Point 3: Mr. Preston states that those of us who were vaccinated years ago have lost all or most immunity to smallpox. Researchers writing recently in the NEJM suggested that the vaccination may offer protection for thirty-five years, maybe longer (although not all smallpox experts agree with this conclusion, saying residual immunity might depend on how often we were vaccinated years ago and the method of inoculation used).

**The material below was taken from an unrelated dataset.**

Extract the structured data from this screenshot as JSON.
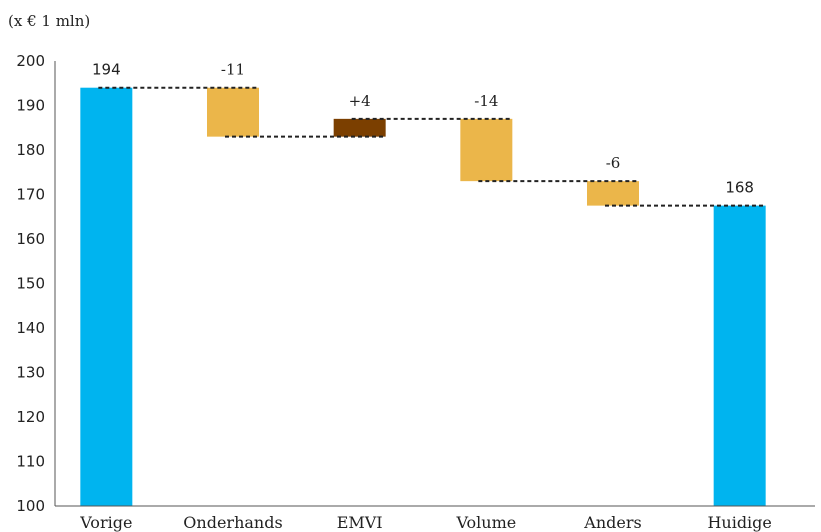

In summary, the threat of a bioterrorist attack on the U.S. is real, but we must approach that threat rationally and scientifically. We need to inform people but not overly alarm them. Unfortunately, Richard Preston's extremely well written book may have an unnecessarily frightening effect. Or as a New York Times book review of Demon in the Freezer last month noted: the reality of bioterrorism is frightening enough without Mr. Preston's theatrical stage craft.